Create a local sandbox agent
import { run } from '@openai/agents';
import {
Capabilities,
Manifest,
SandboxAgent,
localDir,
skills,
} from '@openai/agents/sandbox';
import {
UnixLocalSandboxClient,
localDirLazySkillSource,
} from '@openai/agents/sandbox/local';
import { dirname, join } from 'node:path';
import { fileURLToPath } from 'node:url';
const exampleDir = dirname(fileURLToPath(import.meta.url));
const hostRepoDir = join(exampleDir, 'repo');
const hostSkillsDir = join(exampleDir, 'skills');
const manifest = new Manifest({
entries: {
repo: localDir({ src: hostRepoDir }),
},
});
const agent = new SandboxAgent({
name: 'Sandbox engineer',
model: 'gpt-5.5',
instructions:
'Read `repo/task.md` before editing files. Load the `$invoice-total-fixer` skill before changing code. Stay grounded in the repository, preserve existing behavior, and mention the exact verification command you ran.

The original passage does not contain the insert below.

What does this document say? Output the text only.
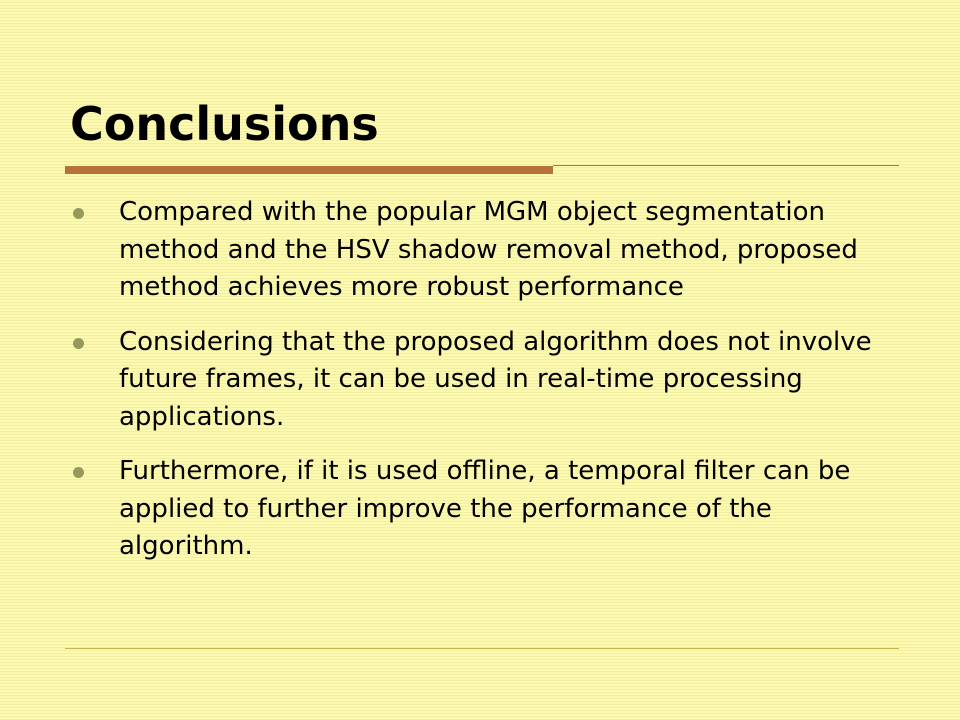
Conclusions
Compared with the popular MGM object segmentation method and the HSV shadow removal method, proposed method achieves more robust performance
Considering that the proposed algorithm does not involve future frames, it can be used in real-time processing applications.
Furthermore, if it is used offline, a temporal filter can be applied to further improve the performance of the algorithm.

If you edit files with apply_patch, paths are relative to the sandbox workspace root.',
defaultManifest: manifest,
capabilities: [
...Capabilities.default(),
skills({
lazyFrom: localDirLazySkillSource(hostSkillsDir),
}),
],
});
const result = await run(
agent,
'Open `repo/task.md`, fix the issue, run the targeted test, and summarize the change.',
{
sandbox: {
client: new UnixLocalSandboxClient(),
},
},
);
console.log(result.finalOutput);

Once the basic run works, the choices most people reach for next are:

  • defaultManifest: the files, repos, directories, and mounts for fresh sandbox sessions.

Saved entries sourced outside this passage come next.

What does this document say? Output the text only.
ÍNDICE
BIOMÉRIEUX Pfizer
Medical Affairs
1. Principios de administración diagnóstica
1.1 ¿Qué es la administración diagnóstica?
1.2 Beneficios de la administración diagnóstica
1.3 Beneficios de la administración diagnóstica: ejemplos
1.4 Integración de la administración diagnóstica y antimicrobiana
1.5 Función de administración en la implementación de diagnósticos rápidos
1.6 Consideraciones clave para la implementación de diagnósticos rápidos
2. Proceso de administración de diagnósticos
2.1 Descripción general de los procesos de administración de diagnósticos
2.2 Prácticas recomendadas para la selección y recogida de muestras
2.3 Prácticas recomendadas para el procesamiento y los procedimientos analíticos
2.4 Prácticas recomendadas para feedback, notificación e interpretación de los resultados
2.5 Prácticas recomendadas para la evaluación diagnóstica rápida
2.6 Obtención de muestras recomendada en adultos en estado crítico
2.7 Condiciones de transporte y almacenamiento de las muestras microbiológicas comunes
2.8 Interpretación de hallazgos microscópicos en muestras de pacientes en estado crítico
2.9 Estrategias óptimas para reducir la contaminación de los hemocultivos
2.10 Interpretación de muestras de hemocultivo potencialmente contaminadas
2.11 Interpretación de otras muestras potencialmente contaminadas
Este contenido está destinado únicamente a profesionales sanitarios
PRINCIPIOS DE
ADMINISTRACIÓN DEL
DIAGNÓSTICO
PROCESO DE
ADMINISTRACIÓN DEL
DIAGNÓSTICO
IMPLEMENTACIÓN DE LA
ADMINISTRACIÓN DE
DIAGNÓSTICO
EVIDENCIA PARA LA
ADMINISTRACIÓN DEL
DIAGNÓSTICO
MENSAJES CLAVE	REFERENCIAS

  • instructions: short workflow rules that should apply across prompts.
  • baseInstructions: an advanced escape hatch for replacing the SDK sandbox prompt.
  • capabilities: sandbox-native tools such as filesystem editing/image inspection, shell, skills, memory, and compaction.

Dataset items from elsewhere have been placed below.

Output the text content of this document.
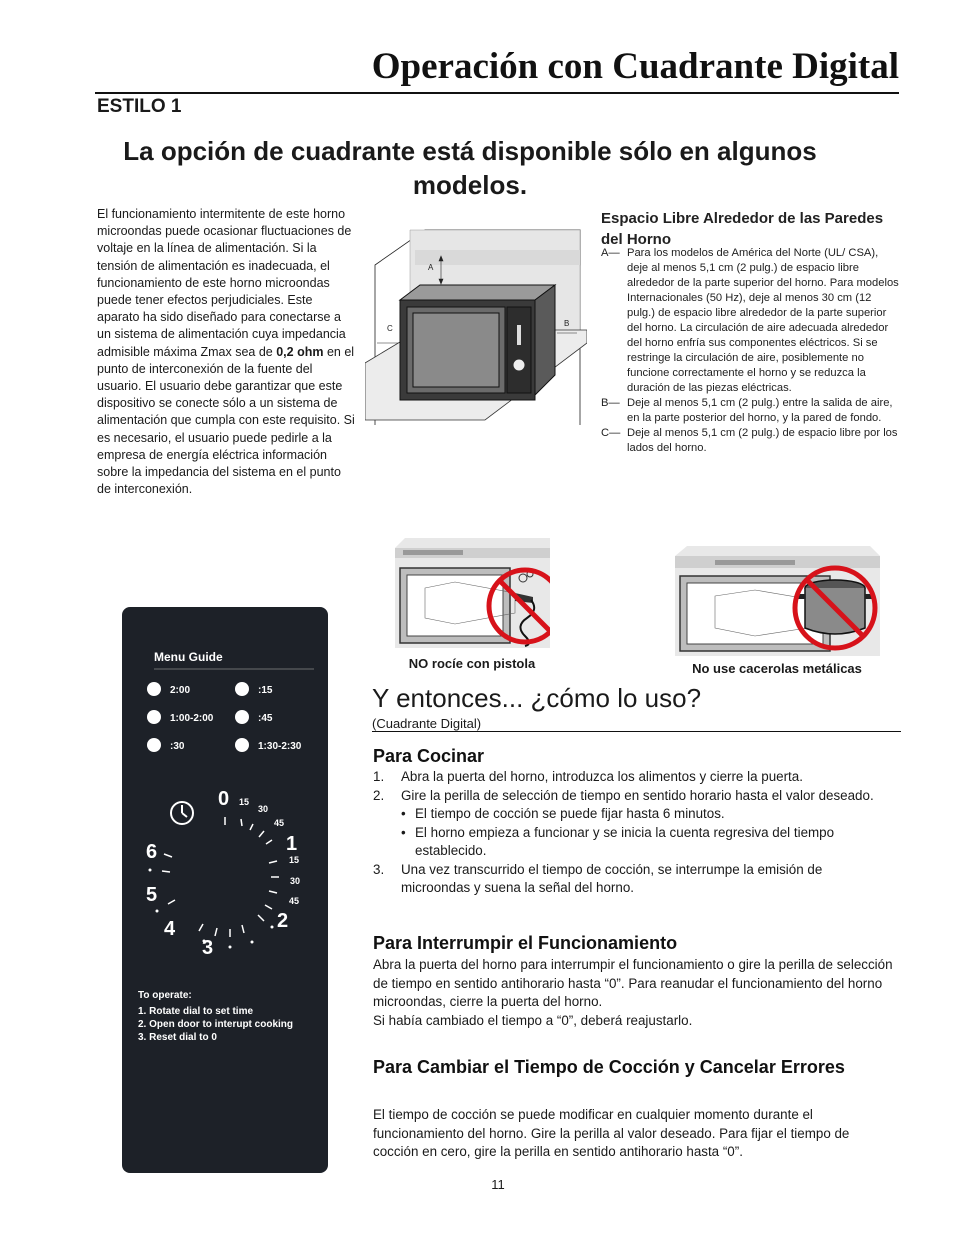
Operación con Cuadrante Digital
ESTILO 1
La opción de cuadrante está disponible sólo en algunos modelos.
El funcionamiento intermitente de este horno microondas puede ocasionar fluctuaciones de voltaje en la línea de alimentación. Si la tensión de alimentación es inadecuada, el funcionamiento de este horno microondas puede tener efectos perjudiciales. Este aparato ha sido diseñado para conectarse a un sistema de alimentación cuya impedancia admisible máxima Zmax sea de 0,2 ohm en el punto de interconexión de la fuente del usuario. El usuario debe garantizar que este dispositivo se conecte sólo a un sistema de alimentación que cumpla con este requisito. Si es necesario, el usuario puede pedirle a la empresa de energía eléctrica información sobre la impedancia del sistema en el punto de interconexión.
A
C
B
Espacio Libre Alrededor de las Paredes del Horno
A— Para los modelos de América del Norte (UL/ CSA), deje al menos 5,1 cm (2 pulg.) de espacio libre alrededor de la parte superior del horno. Para modelos Internacionales (50 Hz), deje al menos 30 cm (12 pulg.) de espacio libre alrededor de la parte superior del horno. La circulación de aire adecuada alrededor del horno enfría sus componentes eléctricos. Si se restringe la circulación de aire, posiblemente no funcione correctamente el horno y se reduzca la duración de las piezas eléctricas.
B— Deje al menos 5,1 cm (2 pulg.) entre la salida de aire, en la parte posterior del horno, y la pared de fondo.
C— Deje al menos 5,1 cm (2 pulg.) de espacio libre por los lados del horno.
NO rocíe con pistola	No use cacerolas metálicas
Menu Guide
2:00	:15
1:00-2:00	:45
:30	1:30-2:30
0
1
2
3
4
5
6
15
30
45
15
30
45
To operate:
1. Rotate dial to set time
2. Open door to interupt cooking
3. Reset dial to 0
Y entonces... ¿cómo lo uso?
(Cuadrante Digital)
Para Cocinar
1.	Abra la puerta del horno, introduzca los alimentos y cierre la puerta.
2.	Gire la perilla de selección de tiempo en sentido horario hasta el valor deseado.
• El tiempo de cocción se puede fijar hasta 6 minutos.
• El horno empieza a funcionar y se inicia la cuenta regresiva del tiempo establecido.
3.	Una vez transcurrido el tiempo de cocción, se interrumpe la emisión de microondas y suena la señal del horno.
Para Interrumpir el Funcionamiento
Abra la puerta del horno para interrumpir el funcionamiento o gire la perilla de selección de tiempo en sentido antihorario hasta “0”. Para reanudar el funcionamiento del horno microondas, cierre la puerta del horno.
Si había cambiado el tiempo a “0”, deberá reajustarlo.
Para Cambiar el Tiempo de Cocción y Cancelar Errores
El tiempo de cocción se puede modificar en cualquier momento durante el funcionamiento del horno. Gire la perilla al valor deseado. Para fijar el tiempo de cocción en cero, gire la perilla en sentido antihorario hasta “0”.
11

  • runAs: the sandbox user identity for model-facing tools.
  • sandbox.client: the sandbox backend.
  • sandbox.session, sandbox.sessionState, or sandbox.snapshot: how later runs reconnect to prior work.
  • Concepts: understand manifests, capabilities, permissions, snapshots, run config, and composition patterns.
  • Sandbox clients: choose Unix-local, Docker, hosted providers, and mount strategies.
  • Agent memory: preserve and reuse lessons from previous sandbox runs.

If shell access is only one occasional tool, start with hosted shell in the Tools guide. Reach for sandbox agents when workspace isolation, sandbox client choice, or sandbox-session resume behavior are part of the design.